Fast schon phrenologisch diskutieren Userinnen über „Engelsschädel“ und „Hexenschädel“: erstere zeichnen sich durch eine Stubsnase, konvexe Augenwinkel und ein hervorstrebendes Kinn aus. Merkmale des als unansehnlich erachteten Hexenschädels sind eine prominente, nach unten strebende Nase, zur Stirn gerichtete Augenwinkel und ein fliehendes Kinn. „Vindicta“ teilt Frauen in unterschiedliche, nach „Sexyness“, „Niedlichkeit“ und „Eleganz“ kategorisierte Idealtypen ein: die „Diva“ (als Vergleich werden Megan Fox und Rhianna herangezogen), die „Rose“ (Emma Watson, Natalie Portman, Lupita Nyong’o) oder die „Salonlöwin“ (Michelle Pheiffer, Salma Hayek, Prinzessin Diana). Auffällig ist: all diese Frauen entsprechen gesellschaftlich vermittelten Idealbildern von Weiblichkeit, die für Frauen ohne Vermögen, Fitnesstrainerin und PR-Agentur unerreichbar sind. Das Zelebrieren von weiblichem Scheitern, wie es die „Femcel“-Community auf TikTok betreibt, kann also als Gegenbewegung zu den Girlbosses von Female Dating Strategy und Vindicta betrachtet werden.
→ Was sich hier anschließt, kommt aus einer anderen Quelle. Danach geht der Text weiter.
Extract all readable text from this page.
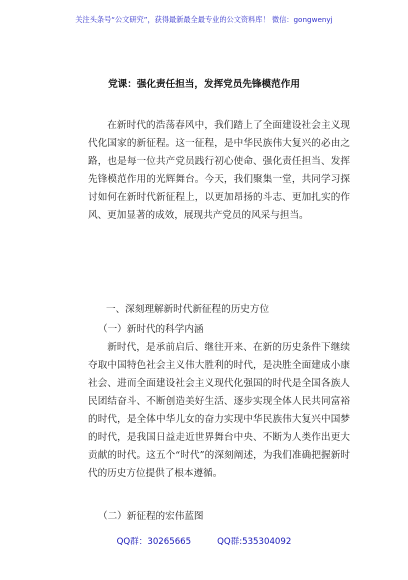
关注头条号“公文研究”，获得最新最全最专业的公文资料库！ 微信：gongwenyj
党课：强化责任担当，发挥党员先锋模范作用

在新时代的浩荡春风中，我们踏上了全面建设社会主义现代化国家的新征程。这一征程，是中华民族伟大复兴的必由之路，也是每一位共产党员践行初心使命、强化责任担当、发挥先锋模范作用的光辉舞台。今天，我们聚集一堂，共同学习探讨如何在新时代新征程上，以更加昂扬的斗志、更加扎实的作风、更加显著的成效，展现共产党员的风采与担当。

一、深刻理解新时代新征程的历史方位

（一）新时代的科学内涵

新时代，是承前启后、继往开来、在新的历史条件下继续夺取中国特色社会主义伟大胜利的时代，是决胜全面建成小康社会、进而全面建设社会主义现代化强国的时代是全国各族人民团结奋斗、不断创造美好生活、逐步实现全体人民共同富裕的时代，是全体中华儿女的奋力实现中华民族伟大复兴中国梦的时代，是我国日益走近世界舞台中央、不断为人类作出更大贡献的时代。这五个“时代”的深刻阐述，为我们准确把握新时代的历史方位提供了根本遵循。

（二）新征程的宏伟蓝图

QQ群：30265665	QQ群:535304092
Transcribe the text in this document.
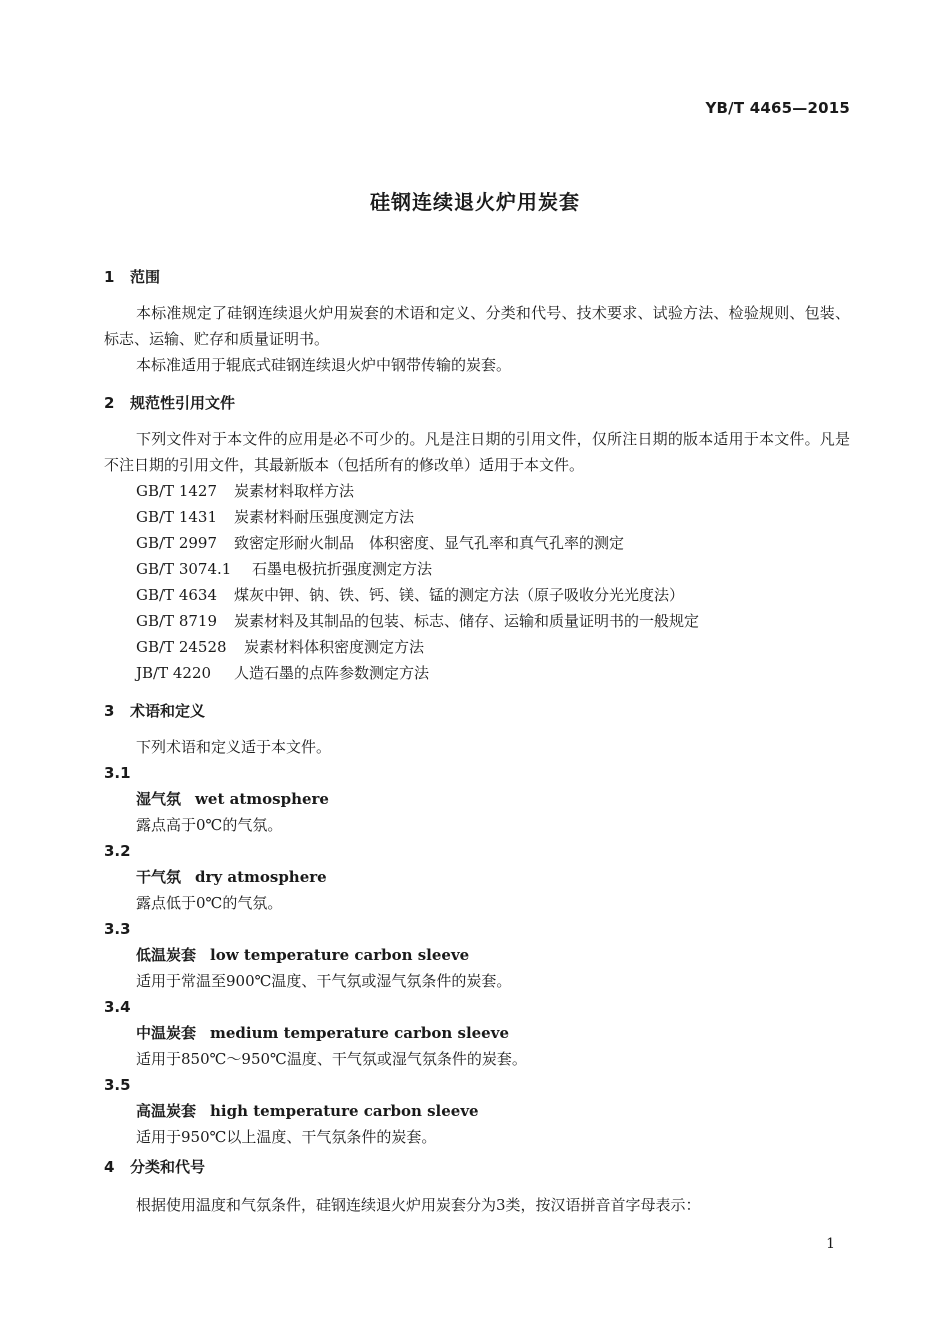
YB/T 4465—2015
硅钢连续退火炉用炭套
1 范围
本标准规定了硅钢连续退火炉用炭套的术语和定义、分类和代号、技术要求、试验方法、检验规则、包装、标志、运输、贮存和质量证明书。
本标准适用于辊底式硅钢连续退火炉中钢带传输的炭套。
2 规范性引用文件
下列文件对于本文件的应用是必不可少的。凡是注日期的引用文件，仅所注日期的版本适用于本文件。凡是不注日期的引用文件，其最新版本（包括所有的修改单）适用于本文件。
GB/T 1427 炭素材料取样方法
GB/T 1431 炭素材料耐压强度测定方法
GB/T 2997 致密定形耐火制品　体积密度、显气孔率和真气孔率的测定
GB/T 3074.1 石墨电极抗折强度测定方法
GB/T 4634 煤灰中钾、钠、铁、钙、镁、锰的测定方法（原子吸收分光光度法）
GB/T 8719 炭素材料及其制品的包装、标志、储存、运输和质量证明书的一般规定
GB/T 24528 炭素材料体积密度测定方法
JB/T 4220 人造石墨的点阵参数测定方法
3 术语和定义
下列术语和定义适于本文件。
3.1
湿气氛 wet atmosphere
露点高于0℃的气氛。
3.2
干气氛 dry atmosphere
露点低于0℃的气氛。
3.3
低温炭套 low temperature carbon sleeve
适用于常温至900℃温度、干气氛或湿气氛条件的炭套。
3.4
中温炭套 medium temperature carbon sleeve
适用于850℃～950℃温度、干气氛或湿气氛条件的炭套。
3.5
高温炭套 high temperature carbon sleeve
适用于950℃以上温度、干气氛条件的炭套。
4 分类和代号
根据使用温度和气氛条件，硅钢连续退火炉用炭套分为3类，按汉语拼音首字母表示：
1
Screenshot aus dem „Vindicta“-Reddit

Es ist nicht überraschend, dass die Konzepte von „Female Dating Strategy“ und „Vindicta“ von weiblichen „Dating Coaches“ aufgegriffen wurde, die Frauen – gegen Geld – beibringen, so lange an der eigenen Person zu feilen, bis die Klientin zur perfekten Frau mutiert ist, die dann auch einen adäquaten Partner für sich gewinnen kann. Dass am Ende finanzielle Bereicherung anstatt universalistischem Freiheitsanspruch steht, macht recht deutlich, dass die Bewegung so feministisch nicht sein kann.

Vor allem aber zeigt die Pinkpill-Bewegung generell eines auf: die Traurigkeit heterosexueller Paarbeziehungen im patriarchalen Geschlechterverhältnis. Diese lässt sich aber nicht durch Coaching und Looksmaxxing überwinden, sondern nur durch den feministischen Kampf.